ON Saturday in Entebbe, in serene botanical gardens along the beach of Lake Victoria, the lesbian, gay, bisexual, transgender, and intersexed (LGBTI) community celebrated the third annual “Gay Pride”. While many international gay pride events take place in city centers and on public streets, according to Pepe Onziema, Program Director for SMUG (Sexual Minorities Uganda), “Uganda’s Pride” in the botanical gardens offered the community a safe space to be free and enjoy beauty.
The notion of “taking care of each other” or “taking care of those most at risk within the community” was a prevalent theme at this year’s pride. This was because this year’s pride event was also a celebration of the recently struck down Anti-homosexuality Act. A constitutional court ruling on August 1st annulled the law, which had further criminalised homosexuality in a country that already has anti-sodomy laws that were introduced by the British during colonisation.
The mood was festive, with a diverse selection of not only Ugandan sexual orientations, but also socio-economic backgrounds, ages, ethnicities and geographies. The crowd also included a small contingent from the Kenyan and Rwandan LGBTI community who travelled to Uganda especially for the event.

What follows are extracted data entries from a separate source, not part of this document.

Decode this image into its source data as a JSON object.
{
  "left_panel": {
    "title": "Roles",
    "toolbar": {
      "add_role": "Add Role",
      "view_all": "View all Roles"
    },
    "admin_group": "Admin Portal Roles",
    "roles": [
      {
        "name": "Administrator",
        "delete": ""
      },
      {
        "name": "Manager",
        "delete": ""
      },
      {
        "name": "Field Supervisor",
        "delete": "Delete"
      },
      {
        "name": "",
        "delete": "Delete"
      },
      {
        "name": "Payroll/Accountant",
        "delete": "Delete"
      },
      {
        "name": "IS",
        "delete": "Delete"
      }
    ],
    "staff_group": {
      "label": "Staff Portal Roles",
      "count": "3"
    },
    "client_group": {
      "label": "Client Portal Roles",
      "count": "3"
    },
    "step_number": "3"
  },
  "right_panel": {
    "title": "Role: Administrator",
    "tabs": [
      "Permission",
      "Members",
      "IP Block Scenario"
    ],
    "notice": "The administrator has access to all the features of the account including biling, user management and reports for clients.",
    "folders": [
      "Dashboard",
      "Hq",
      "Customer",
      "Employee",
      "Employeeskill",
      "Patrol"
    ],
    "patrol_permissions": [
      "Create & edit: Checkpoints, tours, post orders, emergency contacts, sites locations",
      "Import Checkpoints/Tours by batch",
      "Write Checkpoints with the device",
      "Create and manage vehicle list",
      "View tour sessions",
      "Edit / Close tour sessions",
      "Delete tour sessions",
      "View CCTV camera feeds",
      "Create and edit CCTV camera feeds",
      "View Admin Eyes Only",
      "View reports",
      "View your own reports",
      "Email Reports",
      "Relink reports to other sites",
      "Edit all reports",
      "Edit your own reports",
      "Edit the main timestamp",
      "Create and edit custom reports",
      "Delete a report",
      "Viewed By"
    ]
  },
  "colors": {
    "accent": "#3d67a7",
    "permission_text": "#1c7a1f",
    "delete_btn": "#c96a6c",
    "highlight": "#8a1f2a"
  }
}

Hailing from the western Ugandan city of Mbarara, Huzaifa Muwonge and Mac Ilakot sold handcrafted rainbow paraphernalia made by members of a Ugandan organisation called “Rainbow”. A trans-based coordinator and board member for FARUG (Freedom and Roam Uganda), Ilakot said, “We are strong and we will keep on advocating until we make people understand.” Ilakot noted that the first year of the parade, when the bill was simply a motion, people were not afraid but when the bill became an act people became afraid - some even left the country.
However, Ilakot says he loves Uganda and cannot fathom leaving the country because he “must talk for those who can’t.” Indeed, during the event, a community member who goes by the name “Bad Black” passed on messages of support and well wishes from Uganda’s LGBTI Diaspora, some of whom are self-exiled or have sought asylum abroad.
Love your neighbour
One representative of the Christian LGBTI community, Patrick Leuben Mukajanga, brandished a banner that read: “I am Gay, Christian and I love God.” Mukwajanga belongs to St. Paul’s Voice Center, a community of churchgoers who believe in equality and justice for all. He is a recently ordained minister through Affirming Pentecostal Ministries Uganda. A victim of hate crimes and arrests, Mukwajanga is unwavering in his belief in being proud of who you are and standing up for injustice. He says many in the congregation were thrown out of their own churches for their sexual orientation, but they found a new spiritual home at St. Paul’s Voice Center.
The route of the Pride parade was short and in a remote location on the advice of Uganda police, who agreed to protect the pride attendees from any potential attacks. Unlike last year, when the police had to provide protection against people who came to threaten the celebration, this year’s Pride passed without incident. Violence against those in Uganda’s LGBTI community has often gone undocumented, but the Human Rights Awareness and Promotion Forum - Uganda, report over 162 cases of violence, kidnap, torture, blackmail, evictions and other forms of harassment since parliament passed the bill on December 20, 2013.
Civil rights organisations in Uganda also document the psycho-social effects of this insecurity, which has included social alienation and suicides. In light of this, Saturday’s gay pride parade, saw individuals from disparate parts of the country come together in a critical mass, to relax in an environment full of hope and camaraderie.
No rain on the parade
While planning for the Pride events the night before, members of the organising committee, many of whom had been part of the team that sued the court to overturn the Anti-homosexuality Act, were served notice that the State had filed an appeal challenging their recent victory. This did not appear to have any effect on the celebratory mood at Pride.
The event was family friendly, with young children and dogs playing amongst the crowds. There was a talent show and people took boat rides, while others swam in the lake. The palpable joy spilled over to the after party that took place in a Kampala club in the suburb of Ntinda. On the dancefloor of this club, men danced with men and women danced with women with carefree abandon late into the night.
It was a scene not frequently witnessed in Kampala, with people freely expressing themselves in public. The celebrations shall continue this forthcoming week with more parties and a thanksgiving church service. Saturday’s events speak to the momentum of Uganda’s LGBTI movement, which they encapsulated in their pride motto: “Still here, We won’t stop, until they stop.”